From July 13, 2013
Mr. Bug Goes to Town (1941)
SCORE: B+
AKA: "Hoppity Goes to Town" and "Bugville"
I'd never heard about this film until a few months ago. You only ever hear about Disney animated films from the golden age of animation. But before Disney ever got in the animation game, Max Fleischer and his brothers were animating short cartoons (Out of the Inkwell, Betty Boop, Superman, and Popeye).
And based on the success of Disney's "Snow White", the Fleischers made "Gulliver's Travels" (which I'll see and review soon), which was financially successful like "Snow White". But Disney's next films ("Pinocchio" and "Fantasia") lost money at the box office... as did Fleischer's next film: "Mr. Bug Goes to Town".
Most historians blame WWII as the cause for these financial failures. But the Disney studio was saved when the US Army came in and financed the studio to produce war films (see "Walt Disney Treasures: On the Front Lines" for these cartoons/films). But the Fleischer's had no such luck. "Mr. Bug Goes to Town" not only lost money, it put Fleischer Studios under. Paramount booted the Fleischer brothers out and took over their company.

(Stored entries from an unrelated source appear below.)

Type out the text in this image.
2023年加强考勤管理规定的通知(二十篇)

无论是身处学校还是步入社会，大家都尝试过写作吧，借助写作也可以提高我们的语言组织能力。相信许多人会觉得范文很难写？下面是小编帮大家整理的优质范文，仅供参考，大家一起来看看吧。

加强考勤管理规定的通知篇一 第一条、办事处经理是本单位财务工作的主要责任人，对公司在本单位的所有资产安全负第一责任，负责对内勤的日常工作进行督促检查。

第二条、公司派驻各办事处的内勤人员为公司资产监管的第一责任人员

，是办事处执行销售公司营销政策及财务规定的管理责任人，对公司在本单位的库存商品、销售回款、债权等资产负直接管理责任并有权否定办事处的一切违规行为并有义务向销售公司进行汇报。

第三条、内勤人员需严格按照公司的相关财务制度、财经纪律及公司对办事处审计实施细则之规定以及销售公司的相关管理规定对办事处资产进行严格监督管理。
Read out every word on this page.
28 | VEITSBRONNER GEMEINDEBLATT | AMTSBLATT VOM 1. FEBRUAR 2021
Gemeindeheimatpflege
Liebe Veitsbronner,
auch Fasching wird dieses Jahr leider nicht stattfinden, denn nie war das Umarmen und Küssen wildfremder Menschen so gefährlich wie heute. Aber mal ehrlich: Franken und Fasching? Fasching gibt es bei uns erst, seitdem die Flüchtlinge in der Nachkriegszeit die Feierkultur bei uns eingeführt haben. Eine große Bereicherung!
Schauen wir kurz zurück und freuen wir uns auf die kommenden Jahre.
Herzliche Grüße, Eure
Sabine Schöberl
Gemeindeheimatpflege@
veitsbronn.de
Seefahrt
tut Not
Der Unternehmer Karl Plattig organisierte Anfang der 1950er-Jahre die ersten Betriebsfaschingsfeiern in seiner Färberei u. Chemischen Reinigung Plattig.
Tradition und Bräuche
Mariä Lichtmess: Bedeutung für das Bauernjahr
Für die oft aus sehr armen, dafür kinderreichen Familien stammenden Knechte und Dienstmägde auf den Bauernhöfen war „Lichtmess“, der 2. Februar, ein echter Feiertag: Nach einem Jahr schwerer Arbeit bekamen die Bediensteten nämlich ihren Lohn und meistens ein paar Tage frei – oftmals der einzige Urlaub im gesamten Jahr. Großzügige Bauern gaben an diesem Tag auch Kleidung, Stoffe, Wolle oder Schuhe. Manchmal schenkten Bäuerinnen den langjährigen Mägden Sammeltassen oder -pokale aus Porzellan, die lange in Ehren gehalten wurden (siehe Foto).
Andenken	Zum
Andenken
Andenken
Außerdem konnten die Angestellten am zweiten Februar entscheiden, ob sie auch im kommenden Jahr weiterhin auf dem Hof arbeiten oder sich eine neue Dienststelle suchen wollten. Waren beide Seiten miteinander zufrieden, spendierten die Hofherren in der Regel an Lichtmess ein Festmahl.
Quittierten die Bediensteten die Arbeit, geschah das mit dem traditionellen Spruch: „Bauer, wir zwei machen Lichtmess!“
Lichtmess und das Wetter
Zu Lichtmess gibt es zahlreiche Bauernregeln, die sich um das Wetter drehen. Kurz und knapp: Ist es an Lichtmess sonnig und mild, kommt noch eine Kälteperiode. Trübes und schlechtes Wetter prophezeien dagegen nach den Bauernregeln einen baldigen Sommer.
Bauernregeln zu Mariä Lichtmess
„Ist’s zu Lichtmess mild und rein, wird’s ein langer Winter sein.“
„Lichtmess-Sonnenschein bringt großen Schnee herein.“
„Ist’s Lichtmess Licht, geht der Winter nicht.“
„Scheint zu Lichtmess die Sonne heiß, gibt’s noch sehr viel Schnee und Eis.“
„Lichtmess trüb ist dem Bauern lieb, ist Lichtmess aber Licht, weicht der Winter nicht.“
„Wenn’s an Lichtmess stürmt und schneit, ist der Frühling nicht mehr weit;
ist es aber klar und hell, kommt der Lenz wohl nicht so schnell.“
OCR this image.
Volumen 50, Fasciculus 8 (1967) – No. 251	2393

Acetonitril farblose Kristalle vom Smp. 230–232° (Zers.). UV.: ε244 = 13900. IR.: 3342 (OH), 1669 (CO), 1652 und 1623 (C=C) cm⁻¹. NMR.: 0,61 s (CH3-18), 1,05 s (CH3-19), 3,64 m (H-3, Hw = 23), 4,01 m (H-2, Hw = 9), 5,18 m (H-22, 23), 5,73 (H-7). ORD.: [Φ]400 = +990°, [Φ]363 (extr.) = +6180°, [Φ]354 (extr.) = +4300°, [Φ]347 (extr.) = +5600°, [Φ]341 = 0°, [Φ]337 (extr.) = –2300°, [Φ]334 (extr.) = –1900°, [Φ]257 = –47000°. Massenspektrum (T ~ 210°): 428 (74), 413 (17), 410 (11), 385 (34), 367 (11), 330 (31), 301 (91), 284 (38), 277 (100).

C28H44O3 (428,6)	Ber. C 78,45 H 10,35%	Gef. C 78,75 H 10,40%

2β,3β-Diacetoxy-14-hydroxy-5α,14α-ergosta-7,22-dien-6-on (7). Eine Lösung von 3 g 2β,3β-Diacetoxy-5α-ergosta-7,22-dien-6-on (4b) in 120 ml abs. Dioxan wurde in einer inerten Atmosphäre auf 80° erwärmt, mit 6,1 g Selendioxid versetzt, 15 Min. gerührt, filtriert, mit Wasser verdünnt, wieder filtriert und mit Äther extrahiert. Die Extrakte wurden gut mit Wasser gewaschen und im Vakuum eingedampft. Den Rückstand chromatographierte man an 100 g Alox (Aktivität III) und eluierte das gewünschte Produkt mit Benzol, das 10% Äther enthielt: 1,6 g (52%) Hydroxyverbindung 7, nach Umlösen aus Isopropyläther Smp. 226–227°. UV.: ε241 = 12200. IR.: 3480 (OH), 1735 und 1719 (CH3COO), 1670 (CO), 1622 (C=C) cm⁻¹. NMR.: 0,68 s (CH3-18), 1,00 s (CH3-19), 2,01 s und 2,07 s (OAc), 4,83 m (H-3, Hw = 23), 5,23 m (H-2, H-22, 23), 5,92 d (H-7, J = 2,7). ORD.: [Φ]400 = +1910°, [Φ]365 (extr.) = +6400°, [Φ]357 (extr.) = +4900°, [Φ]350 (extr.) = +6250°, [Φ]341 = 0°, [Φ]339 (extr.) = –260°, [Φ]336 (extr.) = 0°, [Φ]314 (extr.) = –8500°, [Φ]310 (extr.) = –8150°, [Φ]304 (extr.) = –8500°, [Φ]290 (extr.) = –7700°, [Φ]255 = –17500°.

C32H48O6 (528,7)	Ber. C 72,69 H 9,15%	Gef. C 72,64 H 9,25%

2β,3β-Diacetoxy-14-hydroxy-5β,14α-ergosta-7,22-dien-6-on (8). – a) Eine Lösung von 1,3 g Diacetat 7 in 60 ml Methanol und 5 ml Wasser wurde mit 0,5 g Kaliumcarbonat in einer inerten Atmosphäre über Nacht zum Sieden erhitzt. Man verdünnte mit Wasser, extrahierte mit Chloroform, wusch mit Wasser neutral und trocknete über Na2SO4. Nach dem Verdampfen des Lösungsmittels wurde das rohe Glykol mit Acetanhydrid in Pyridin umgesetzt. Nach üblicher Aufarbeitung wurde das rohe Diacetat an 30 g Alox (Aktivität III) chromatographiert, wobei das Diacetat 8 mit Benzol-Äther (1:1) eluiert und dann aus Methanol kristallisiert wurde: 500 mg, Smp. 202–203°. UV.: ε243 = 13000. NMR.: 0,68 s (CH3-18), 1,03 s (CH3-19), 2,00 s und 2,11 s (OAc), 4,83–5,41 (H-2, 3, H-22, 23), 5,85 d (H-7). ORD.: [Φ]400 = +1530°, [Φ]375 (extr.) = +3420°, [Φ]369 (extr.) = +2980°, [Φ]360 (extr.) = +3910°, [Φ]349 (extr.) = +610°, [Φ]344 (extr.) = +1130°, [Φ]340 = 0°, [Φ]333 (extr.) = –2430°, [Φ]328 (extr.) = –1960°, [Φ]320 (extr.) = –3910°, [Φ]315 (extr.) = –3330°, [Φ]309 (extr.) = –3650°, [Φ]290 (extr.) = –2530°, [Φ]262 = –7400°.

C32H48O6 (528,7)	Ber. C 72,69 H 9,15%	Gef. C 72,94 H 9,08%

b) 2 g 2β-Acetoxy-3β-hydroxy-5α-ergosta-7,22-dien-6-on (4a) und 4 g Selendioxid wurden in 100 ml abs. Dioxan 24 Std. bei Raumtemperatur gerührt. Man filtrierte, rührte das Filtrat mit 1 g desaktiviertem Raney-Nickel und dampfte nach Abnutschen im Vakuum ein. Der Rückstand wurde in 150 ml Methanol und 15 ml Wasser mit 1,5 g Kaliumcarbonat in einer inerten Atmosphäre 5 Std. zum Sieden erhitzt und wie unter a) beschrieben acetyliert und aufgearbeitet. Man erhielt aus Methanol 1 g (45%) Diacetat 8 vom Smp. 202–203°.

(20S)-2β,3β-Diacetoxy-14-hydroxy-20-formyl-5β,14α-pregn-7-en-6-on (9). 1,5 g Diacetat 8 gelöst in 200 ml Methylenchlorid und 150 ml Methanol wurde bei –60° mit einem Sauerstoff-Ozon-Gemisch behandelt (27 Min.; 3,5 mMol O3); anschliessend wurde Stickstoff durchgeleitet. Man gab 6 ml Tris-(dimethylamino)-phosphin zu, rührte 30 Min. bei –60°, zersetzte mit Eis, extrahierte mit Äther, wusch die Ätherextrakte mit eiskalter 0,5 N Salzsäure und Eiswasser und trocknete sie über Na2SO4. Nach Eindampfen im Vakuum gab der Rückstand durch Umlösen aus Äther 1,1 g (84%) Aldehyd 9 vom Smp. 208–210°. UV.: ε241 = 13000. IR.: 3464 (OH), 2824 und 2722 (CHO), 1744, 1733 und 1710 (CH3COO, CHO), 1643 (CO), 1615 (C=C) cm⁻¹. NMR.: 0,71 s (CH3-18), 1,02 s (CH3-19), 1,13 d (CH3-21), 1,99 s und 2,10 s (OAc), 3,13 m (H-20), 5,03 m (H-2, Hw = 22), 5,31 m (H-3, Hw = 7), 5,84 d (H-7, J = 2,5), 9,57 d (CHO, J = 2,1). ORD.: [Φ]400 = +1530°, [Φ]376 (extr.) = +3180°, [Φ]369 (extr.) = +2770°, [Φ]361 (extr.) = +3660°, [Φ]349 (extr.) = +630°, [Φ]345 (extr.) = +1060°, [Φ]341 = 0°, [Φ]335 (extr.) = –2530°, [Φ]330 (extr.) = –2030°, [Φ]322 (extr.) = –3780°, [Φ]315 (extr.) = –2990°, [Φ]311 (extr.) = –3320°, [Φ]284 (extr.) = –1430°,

From wikipedia: "Mr. Bug was originally going to be released in November 1941, but since the Fleischers' rival, Walt Disney Productions, had its film Dumbo released weeks earlier in October and was already a success, Paramount changed the date to December. Having the misfortune of opening two days before the attack on Pearl Harbor, Mr. Bug was a financial disaster and led to the ousting of Max and Dave Fleischer from the studio they had established in 1919. Paramount reorganized the company as Famous Studios. Max and Dave had not spoken to each other since early in 1940 due to personal and professional disputes."
Sad because "Mr. Bug Goes to Town" SHOULD have done well (as "Pinocchio" and "Fantasia" should have).
Everything is good in this film; the story, the animation; etc. The movie even has music by Leigh Harline. From wikipedia: "He was hired by Walt Disney where he scored more than 50 tunes, including for the Silly Symphonies cartoon series in the 1930s.
"He won the Academy Award for Best Original Music Score and the Academy Award for Best Original Song for "When You Wish Upon a Star," featured in Disney's Pinocchio (1940). The tune later become the theme for Disney's TV series The Wonderful World of Disney.
"Together with Frank Churchill, Larry Morey and Paul J. Smith, Harline was responsible for such Disney film tunes as "I'm Wishing", "Whistle While You Work", "Heigh-Ho" and "Some Day My Prince Will Come" in the Disney studio's first animated feature-length cartoon Snow White and the Seven Dwarfs in 1937."
NOTES:
PRO:
• Fleischer's Roto-scoping is seen clearly any time there's a human on-screen.
• I like how all the bugs refer to humans as "those human ones"
• Mr. Bumble seems like a Disney character, as does little Buzz. Mr. Bumble's daughter, Honey, is cute/sexy looking. Smack the Mosquito and Swat the Fly are cool. They look like characters from a Looney Tunes cartoon. The bad guy, Mr. Beetle, looks like the inspiration for the look of the Penguin in the Batman comics. I liked the protagonist Hoppity, too. He looks the way Jiminy Cricket probably should have, although Jiminy's look DOES fit his stuffy personality better. Hoppity is a lot younger and happy-go-lucky. I like his voice.
• There's some interesting POV camera moves when two of the characters get beat up by a bouncer.
• There some cool camera swaying during a musical number where the singers are calling back and forth to each other.
• There's a neat scene when Hoppity is electrocuted that reminded me of the pink elephant scene in "Dumbo".
• There's a funny line when Hoppity sees a mother bug and her children. "Hello, Mrs. Stinkbug! How are all the little stinkers?"
• I like the way the Fleischer Studio approximated depth-of-field in their films by painting the foreground in-focus/outlined and the background more out-of-focus/hazy.
• Mr. Creeper, the snail, sounds like the same voice--Pinto Colvig--as Grumpy in "Snow White" and I'll bet it is because Colvig was known for working at the Fleischer studio as well as Disney.
• I really enjoyed the ending, where both the good and bad bugs are running around the skyscraper as its being built.
CON:
• The opening credits of the DVD copy that I bought has an AWEFUL transfer. It's all pixelated, which really pissed me off because the opening credits look cool, as they're over scenes of a 3D-looking New York city. I'd really like to see the opening credits in a remastered format someday.
• The movie reminds me too much of Disney Silly Symphonies "Bugs in Love" and "Woodland Cafe".
• There a scene where Hoppity and Mr. Bumble are caught in a tin pale and the background switches to a real filmed pale. It was weird.